# Good weekend at the South Rim



## Call-In the Country (Oct 10, 2011)

Here are a few pictures of the great weekend we had up at the South Rim. I went with a good friend of mine, Ryan, who up until this weekend had killed only one coyote in his life. After this weekend he is now sitting at 8!

We called Saturday and half of Sunday, filming the whole time so we only made 13 stands but we were going for quality not quantity. We ended up calling in 7 coyotes and Ryan was able to take every one of them. All 7 were female with the youngest being a year and a half and the oldest around 5 if my tooth aging is correct (picture). Two were with the shotgun at 20 yards and 50 yards and the other five were with his .223 AR-15. For not having much experience he did a great job. His first coyote was shot at 400 yards while it was trying to leave after it came in from behind us.

I think the cards were just in our favor this weekend. The wind was terrible and we were still able to have a better than .500 call in ratio.


----------



## youngdon (Mar 10, 2010)

Welcome to the forum Call-in the country. Sounds to me like you all had a good time. Thanks for sharing.


----------



## Mattuk (Oct 16, 2010)

Welcome to PT Call-in the country.
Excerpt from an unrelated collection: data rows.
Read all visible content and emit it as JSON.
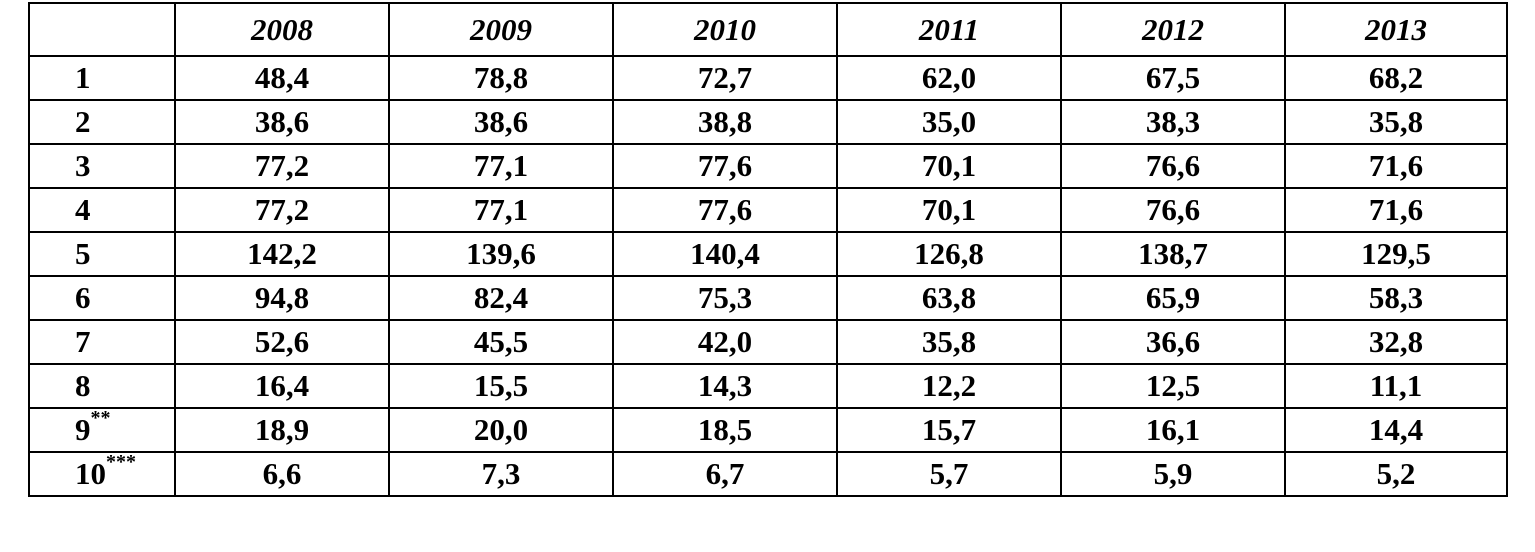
{
  "table": {
    "header": [
      "2008",
      "2009",
      "2010",
      "2011",
      "2012",
      "2013"
    ],
    "rows": [
      {
        "label": "1",
        "values": [
          "48,4",
          "78,8",
          "72,7",
          "62,0",
          "67,5",
          "68,2"
        ]
      },
      {
        "label": "2",
        "values": [
          "38,6",
          "38,6",
          "38,8",
          "35,0",
          "38,3",
          "35,8"
        ]
      },
      {
        "label": "3",
        "values": [
          "77,2",
          "77,1",
          "77,6",
          "70,1",
          "76,6",
          "71,6"
        ]
      },
      {
        "label": "4",
        "values": [
          "77,2",
          "77,1",
          "77,6",
          "70,1",
          "76,6",
          "71,6"
        ]
      },
      {
        "label": "5",
        "values": [
          "142,2",
          "139,6",
          "140,4",
          "126,8",
          "138,7",
          "129,5"
        ]
      },
      {
        "label": "6",
        "values": [
          "94,8",
          "82,4",
          "75,3",
          "63,8",
          "65,9",
          "58,3"
        ]
      },
      {
        "label": "7",
        "values": [
          "52,6",
          "45,5",
          "42,0",
          "35,8",
          "36,6",
          "32,8"
        ]
      },
      {
        "label": "8",
        "values": [
          "16,4",
          "15,5",
          "14,3",
          "12,2",
          "12,5",
          "11,1"
        ]
      },
      {
        "label": "9",
        "sup": "**",
        "values": [
          "18,9",
          "20,0",
          "18,5",
          "15,7",
          "16,1",
          "14,4"
        ]
      },
      {
        "label": "10",
        "sup": "***",
        "values": [
          "6,6",
          "7,3",
          "6,7",
          "5,7",
          "5,9",
          "5,2"
        ]
      }
    ]
  }
}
My word you had a good weekend!


----------



## bones44 (Jan 7, 2011)

Welcome ! Congrats on a grand harvest !!


----------



## hassell (Feb 9, 2010)

Congrats also, those weekends are few and far between.


----------



## Call-In the Country (Oct 10, 2011)

Thanks guys. We really did have a great time. It was nice to put that many coyotes in front of a guy who didn't have that much experience. I think he learned a lot in just a day and a half.


----------



## Antlerz22 (Apr 18, 2011)

Good jobs guys---and thats the way it should be done, no escapees, no wounding. And most importantly, having albeit "new" someone who can actually shoot well. That makes it all for a grand outing---thanks for sharing and share more when you can, we were having a real dry spell here as far as harvests were concerned. Except for Matt who is in the U.K and he is a deadly as well on his fox.


----------



## HowlinRed (Feb 3, 2011)

Nice dogs!!

And welcome to PT!


----------



## ReidRH (Feb 1, 2010)

Welcome CC I would love to have a weekend like that! Nice Pics and good story!


----------